I desperately wanted another round…or two or three or ten…in bed with him, which was not stupid. Just problematic. Impossible. Not happening. Never, never, never.
I'm not going back to Alaska. He's not coming here. It's over. Permanently, period, full stop.
I just have to get over him.
I slept.
I deep-cleaned my condo.
Fine-tuned and polished my resume.
Spent the next several days posting my resume on headhunter websites, sending it to various businesses, first and foremost the advertising firm I interned with last summer.
I was conflicted about that one—I didn't like the office culture there, and the boss I had directly reported to was blatantly chauvinistic and addressed at least eighty percent of his words to my boobs.
But on the other hand, I knew they paid well, I knew they liked my work while I was interning, and I knew they needed someone, so I stood a good chance of getting the job.
A few days turned into a week; I got some hits on my resume and went to a few interviews, but none of the places I interviewed felt like a good fit for one reason or another.
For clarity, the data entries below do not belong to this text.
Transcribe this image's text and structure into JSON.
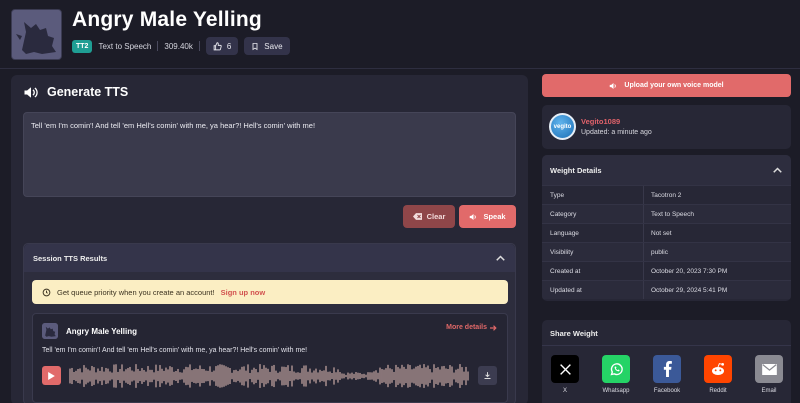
{
  "header": {
    "title": "Angry Male Yelling",
    "badge": "TT2",
    "category": "Text to Speech",
    "uses": "309.40k",
    "likes": "6",
    "save_label": "Save"
  },
  "generate": {
    "title": "Generate TTS",
    "text_value": "Tell 'em I'm comin'! And tell 'em Hell's comin' with me, ya hear?! Hell's comin' with me!",
    "clear_label": "Clear",
    "speak_label": "Speak"
  },
  "session": {
    "title": "Session TTS Results",
    "notice_text": "Get queue priority when you create an account!",
    "notice_link": "Sign up now",
    "result": {
      "title": "Angry Male Yelling",
      "more_details": "More details",
      "text": "Tell 'em I'm comin'! And tell 'em Hell's comin' with me, ya hear?! Hell's comin' with me!"
    }
  },
  "sidebar": {
    "upload_label": "Upload your own voice model",
    "user": {
      "name": "Vegito1089",
      "avatar_text": "vegito",
      "updated": "Updated: a minute ago"
    },
    "weights": {
      "title": "Weight Details",
      "rows": [
        {
          "key": "Type",
          "value": "Tacotron 2"
        },
        {
          "key": "Category",
          "value": "Text to Speech"
        },
        {
          "key": "Language",
          "value": "Not set"
        },
        {
          "key": "Visibility",
          "value": "public"
        },
        {
          "key": "Created at",
          "value": "October 20, 2023 7:30 PM"
        },
        {
          "key": "Updated at",
          "value": "October 29, 2024 5:41 PM"
        }
      ]
    },
    "share": {
      "title": "Share Weight",
      "items": [
        {
          "label": "X",
          "icon": "x-icon",
          "color": "#000000"
        },
        {
          "label": "Whatsapp",
          "icon": "whatsapp-icon",
          "color": "#25d366"
        },
        {
          "label": "Facebook",
          "icon": "facebook-icon",
          "color": "#3b5998"
        },
        {
          "label": "Reddit",
          "icon": "reddit-icon",
          "color": "#ff4500"
        },
        {
          "label": "Email",
          "icon": "email-icon",
          "color": "#8a8a92"
        }
      ]
    }
  },
  "colors": {
    "accent": "#e16a6a",
    "background": "#1c1c27",
    "panel": "#272736",
    "badge": "#1f9e94"
  }
}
I was probably being too picky for someone looking for her first real adult job, but I'd like to at least like the company and people I work for and with.
A week became two, and Duncan was still constantly on my mind, especially alone at night.
I took an interview at the ad agency where I interned and accepted a position in their administrative department—an entry-level job, making copies, answering phones, filing, and things like that.
It's not glamorous, but it's a job, it pays pretty well, and my boss is a woman who doesn't stare at my boobs. Win-win.
Two weeks became three—the longest I've gone without talking to or seeing Lindsey since we met our freshman year at USC.
She was the one to break the silence, showing up at my condo a little over a month after the wedding, buzzing insistently at the crack of dawn with coffee and bagels from our favorite place.
I let her in without a word, still in my towel after a shower. She took the lid off of one of the coffees and fixed it the way I like it, and then set out the bagels and cream cheese.
"Thanks," I mumbled, freeing my hair from the towel-turban to air dry.
"Rune, about the last time we talked," Lindsey started
"Let me get some coffee in me first," I said.
"Fair enough."
I sipped the coffee, which I'd watched her fix with one cream, one sugar, the way I've taken my coffee since I started drinking it. Only this time, it just tasted…funny. It made my stomach turn.
I sniffed it, stared into the dark khaki liquid, sipped again, wincing at the off-ness of it. "This tastes weird."
Lindsey frowned, reached for my cup, sipped, shrugged. “Tastes fine to me." She tried hers, next. "Same. Normal coffee. You sick or something?"